Scalable Differentially Private Bayesian Optimization

G. Sopa

{}^{1}

J. Marusic

{}^{1}

M. Avella-Medina

{}^{1}

and J.P. Cunningham

{}^{1}

${}^{1}$

Department of Statistics, Columbia University, New York, USA [gs3222,jm5692, ma3874, jpc2181@columbia.edu]

Keywords: Differential Privacy – Bayesian Optimization

1 Abstract

In recent years, there has been much work on scaling Bayesian Optimization to high-dimensional problems, for example hyperparameter tuning in large neural network models. These scalable methods have been successful, finding high objective values much more quickly than traditional global Bayesian Optimization or random search-based methods. At the same time, these large neural network models often use sensitive data, but preservation of Differential Privacy has not scaled alongside these modern Bayesian Optimization procedures.

In this work we develop a method for privately estimating potentially high-dimensional parameter spaces using Gradient Informative Bayesian Optimization. In short, in each iteration our algorithm uses Bayesian Optimization techniques to greedily find parameter configurations that seem informative about the gradient of the objective function at the current parameter configuration estimate. Our algorithm then evaluates the objective function at these configurations, and uses the resulting and all previously observed objective values to infer the gradient of the objective function at the current iterate. The algorithm then performs an iteration of Noisy Gradient Descent along this estimated gradient, as is standard for Empirical Risk Minimization in the privacy literature [Song et al., 2013, Feldman et al., 2020, Bassily et al., 2014], and iterates.
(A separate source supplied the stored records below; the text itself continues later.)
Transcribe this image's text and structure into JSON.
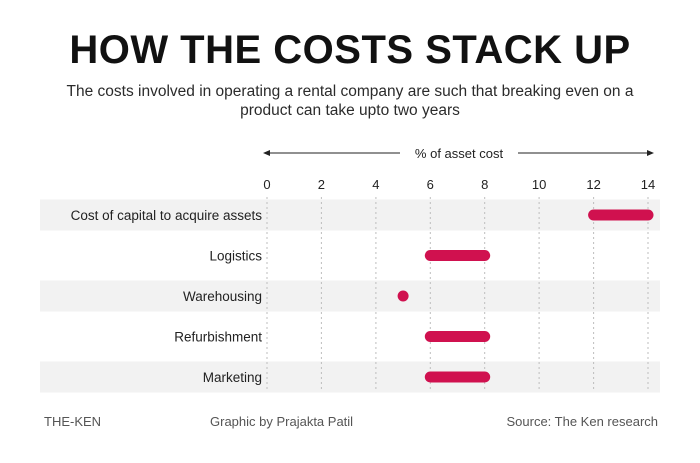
{
  "title": "HOW THE COSTS STACK UP",
  "subtitle": "The costs involved in operating a rental company are such that breaking even on a product can take upto two years",
  "chart_data": {
    "type": "bar",
    "orientation": "horizontal-range",
    "axis_label": "% of asset cost",
    "xlim": [
      0,
      14
    ],
    "ticks": [
      0,
      2,
      4,
      6,
      8,
      10,
      12,
      14
    ],
    "grid": true,
    "categories": [
      "Cost of capital to acquire assets",
      "Logistics",
      "Warehousing",
      "Refurbishment",
      "Marketing"
    ],
    "ranges": [
      [
        12,
        14
      ],
      [
        6,
        8
      ],
      [
        5,
        5
      ],
      [
        6,
        8
      ],
      [
        6,
        8
      ]
    ],
    "bar_color": "#d0114f",
    "row_stripe_color": "#f2f2f2"
  },
  "footer": {
    "brand": "THE-KEN",
    "credit": "Graphic by Prajakta Patil",
    "source": "Source: The Ken research"
  }
}
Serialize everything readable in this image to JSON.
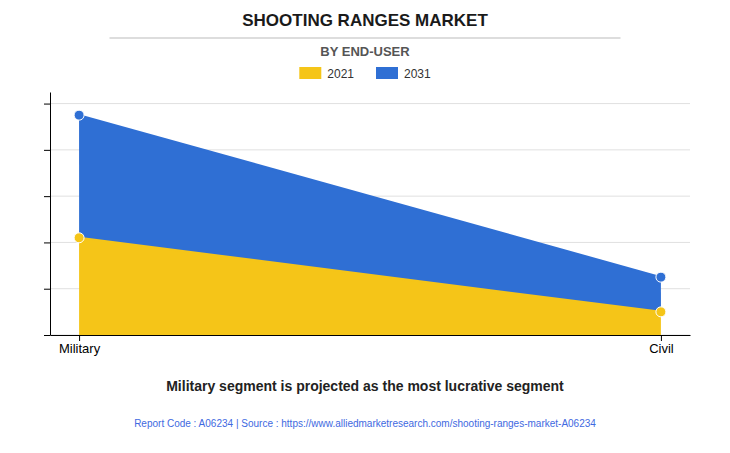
{
  "chart_data": {
    "type": "area",
    "title": "SHOOTING RANGES MARKET",
    "subtitle": "BY END-USER",
    "categories": [
      "Military",
      "Civil"
    ],
    "series": [
      {
        "name": "2021",
        "color": "#F5C518",
        "values": [
          0.42,
          0.1
        ],
        "marker": "circle"
      },
      {
        "name": "2031",
        "color": "#2F6FD4",
        "values": [
          0.95,
          0.25
        ],
        "marker": "circle"
      }
    ],
    "ylim": [
      0,
      1.05
    ],
    "yticks": [
      0,
      0.2,
      0.4,
      0.6,
      0.8,
      1.0
    ],
    "grid": true,
    "tick_labels": "x",
    "legend": "top",
    "annotations": [
      "Military segment is projected as the most lucrative segment",
      "Report Code : A06234  |  Source : https://www.alliedmarketresearch.com/shooting-ranges-market-A06234"
    ]
  }
}
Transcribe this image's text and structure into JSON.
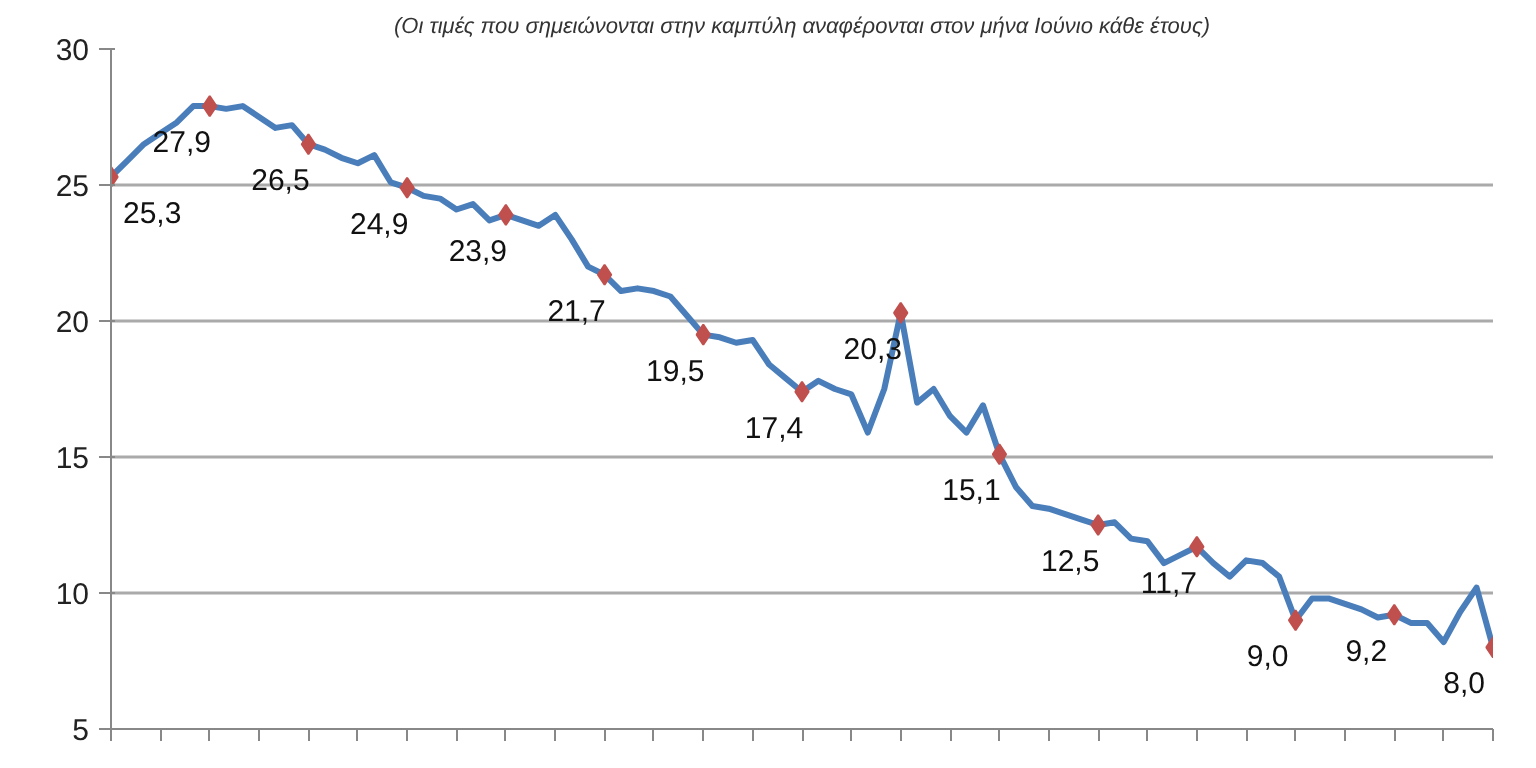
{
  "chart_data": {
    "type": "line",
    "subtitle": "(Οι τιμές που σημειώνονται στην καμπύλη αναφέρονται στον μήνα Ιούνιο κάθε έτους)",
    "categories": [
      null,
      null,
      null,
      null,
      null,
      null,
      null,
      null,
      null,
      null,
      null,
      null,
      null,
      null,
      null,
      null,
      null,
      null,
      null,
      null,
      null,
      null,
      null,
      null,
      null,
      null,
      null,
      null,
      null,
      null,
      null,
      null,
      null,
      null,
      null,
      null,
      null,
      null,
      null,
      null,
      null,
      null,
      null,
      null,
      null,
      null,
      null,
      null,
      null,
      null,
      null,
      null,
      null,
      null,
      null,
      null,
      null,
      null,
      null,
      null,
      null,
      null,
      null,
      null,
      null,
      null,
      null,
      null,
      null,
      null,
      null,
      null,
      null,
      null,
      null,
      null,
      null,
      null,
      null,
      null,
      null,
      null,
      null,
      null,
      null
    ],
    "series": [
      {
        "color": "#4a7ebb",
        "values": [
          25.3,
          25.9,
          26.5,
          26.9,
          27.3,
          27.9,
          27.9,
          27.8,
          27.9,
          27.5,
          27.1,
          27.2,
          26.5,
          26.3,
          26.0,
          25.8,
          26.1,
          25.1,
          24.9,
          24.6,
          24.5,
          24.1,
          24.3,
          23.7,
          23.9,
          23.7,
          23.5,
          23.9,
          23.0,
          22.0,
          21.7,
          21.1,
          21.2,
          21.1,
          20.9,
          20.2,
          19.5,
          19.4,
          19.2,
          19.3,
          18.4,
          17.9,
          17.4,
          17.8,
          17.5,
          17.3,
          15.9,
          17.5,
          20.3,
          17.0,
          17.5,
          16.5,
          15.9,
          16.9,
          15.1,
          13.9,
          13.2,
          13.1,
          12.9,
          12.7,
          12.5,
          12.6,
          12.0,
          11.9,
          11.1,
          11.4,
          11.7,
          11.1,
          10.6,
          11.2,
          11.1,
          10.6,
          9.0,
          9.8,
          9.8,
          9.6,
          9.4,
          9.1,
          9.2,
          8.9,
          8.9,
          8.2,
          9.3,
          10.2,
          8.0
        ]
      },
      {
        "type": "scatter",
        "marker": "diamond",
        "color": "#c0504d",
        "values": [
          25.3,
          null,
          null,
          null,
          null,
          null,
          27.9,
          null,
          null,
          null,
          null,
          null,
          26.5,
          null,
          null,
          null,
          null,
          null,
          24.9,
          null,
          null,
          null,
          null,
          null,
          23.9,
          null,
          null,
          null,
          null,
          null,
          21.7,
          null,
          null,
          null,
          null,
          null,
          19.5,
          null,
          null,
          null,
          null,
          null,
          17.4,
          null,
          null,
          null,
          null,
          null,
          20.3,
          null,
          null,
          null,
          null,
          null,
          15.1,
          null,
          null,
          null,
          null,
          null,
          12.5,
          null,
          null,
          null,
          null,
          null,
          11.7,
          null,
          null,
          null,
          null,
          null,
          9.0,
          null,
          null,
          null,
          null,
          null,
          9.2,
          null,
          null,
          null,
          null,
          null,
          8.0
        ],
        "value_labels": [
          "25,3",
          null,
          null,
          null,
          null,
          null,
          "27,9",
          null,
          null,
          null,
          null,
          null,
          "26,5",
          null,
          null,
          null,
          null,
          null,
          "24,9",
          null,
          null,
          null,
          null,
          null,
          "23,9",
          null,
          null,
          null,
          null,
          null,
          "21,7",
          null,
          null,
          null,
          null,
          null,
          "19,5",
          null,
          null,
          null,
          null,
          null,
          "17,4",
          null,
          null,
          null,
          null,
          null,
          "20,3",
          null,
          null,
          null,
          null,
          null,
          "15,1",
          null,
          null,
          null,
          null,
          null,
          "12,5",
          null,
          null,
          null,
          null,
          null,
          "11,7",
          null,
          null,
          null,
          null,
          null,
          "9,0",
          null,
          null,
          null,
          null,
          null,
          "9,2",
          null,
          null,
          null,
          null,
          null,
          "8,0"
        ]
      }
    ],
    "ylim": [
      5,
      30
    ],
    "yticks": [
      5,
      10,
      15,
      20,
      25,
      30
    ],
    "grid": "y"
  }
}
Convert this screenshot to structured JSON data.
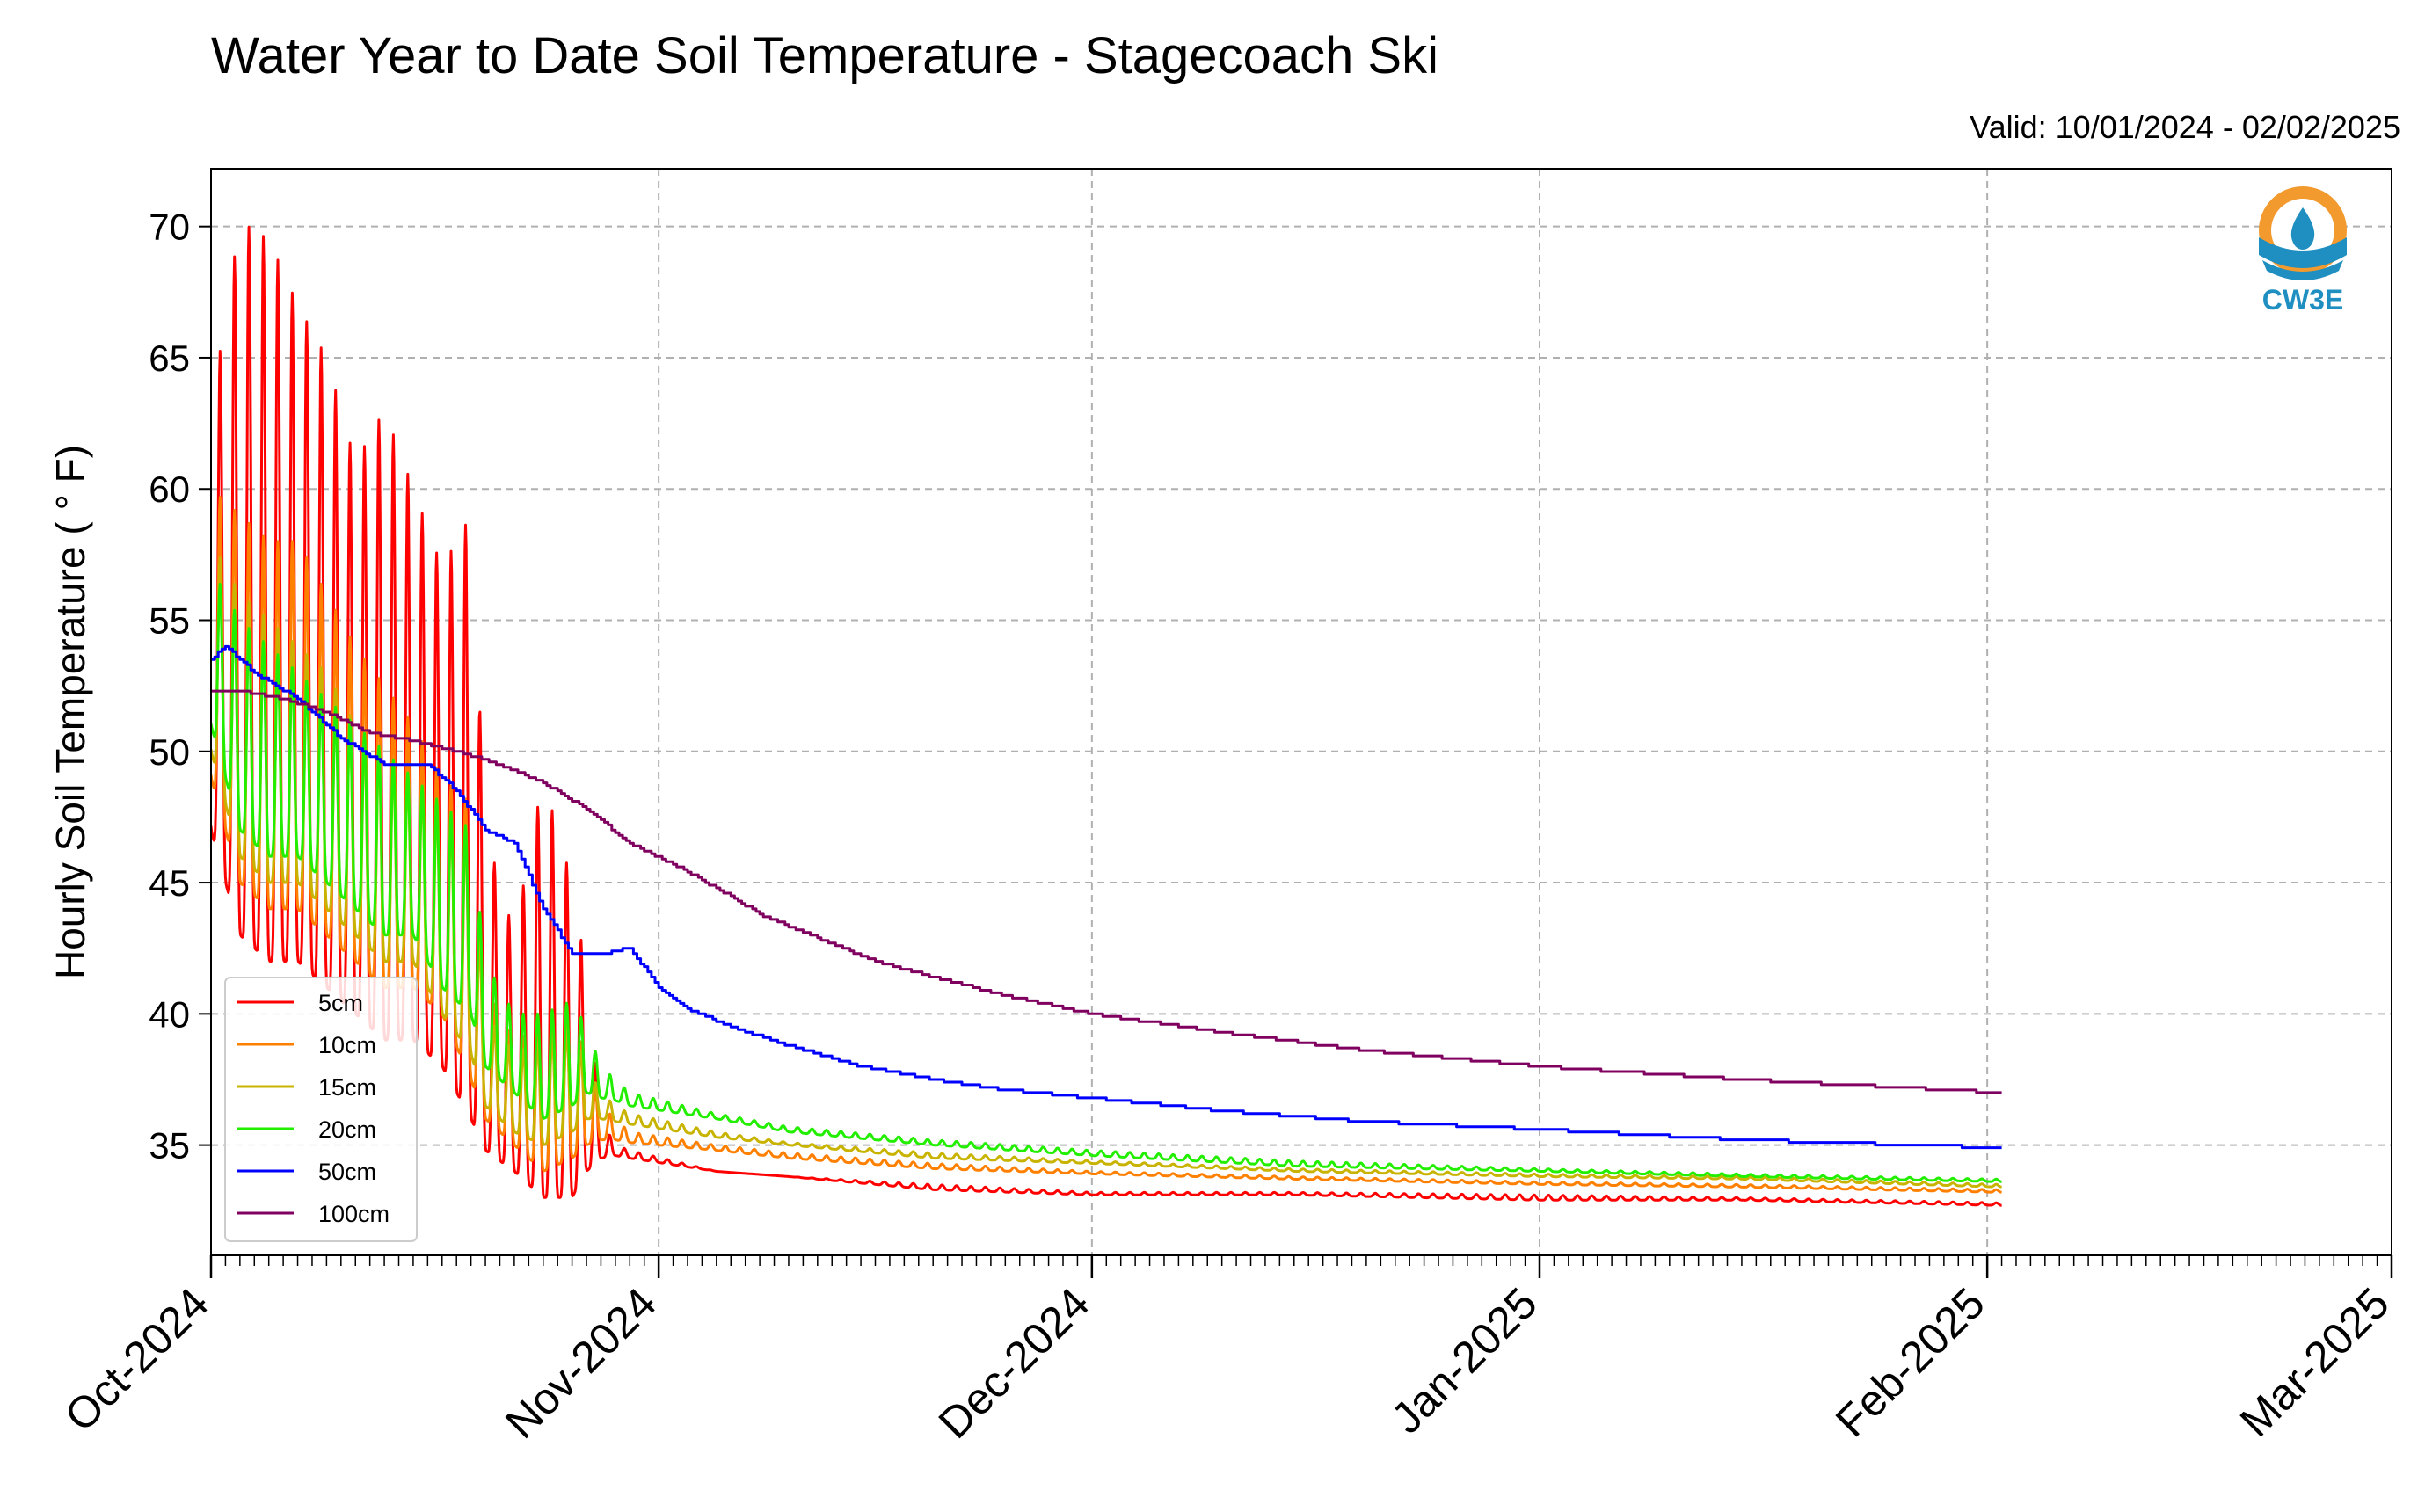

Our theoretical results prove that under suitable conditions, our method converges exponentially fast to a ball around the optimal parameter configuration. This ball is composed of a gradient approximation error and an inevitable privacy noise error, and we demonstrate that the approximation error becomes smaller in magnitude than the privacy noise after a small amount of iterations for reasonable problems. Moreover, regardless of whether the assumptions are satisfied, we show that our algorithm maintains privacy and empirically demonstrates superior performance to existing methods in the high-dimensional hyperparameter setting.

Although our algorithm is designed to privately minimize functions with expensive or impossible to evaluate gradients, it manages to perform competitively even in M-estimation problems of the $\psi$ -type. For example, we show similar performance to standard Noisy Gradient Descent in an M-estimation procedure for a linear regression problem used in Avella-Medina et al. [2023], despite our algorithm not using any provided gradient information.

References

Avella-Medina et al. [2023] Marco Avella-Medina, Casey Bradshaw, and Po-Ling Loh. Differentially private inference via noisy optimization. The Annals of Statistics, 51(5):2067–2092, 2023.
Bassily et al. [2014] Raef Bassily, Adam Smith, and Abhradeep Thakurta. Private empirical risk minimization: Efficient algorithms and tight error bounds. In Foundations of Computer Science, 2014.
Feldman et al. [2020] Vitaly Feldman, Tomer Koren, and Kunal Talwar. Private stochastic convex optimization: Optimal rates in linear time. In Symposium on Theory of Computing, 2020.
Song et al. [2013] Shuang Song, Kamalika Chaudhuri, and Anand D. Sarwate. Stochastic gradient descent with differentially private updates. In 2013 IEEE Global Conference on Signal and Information Processing, 2013.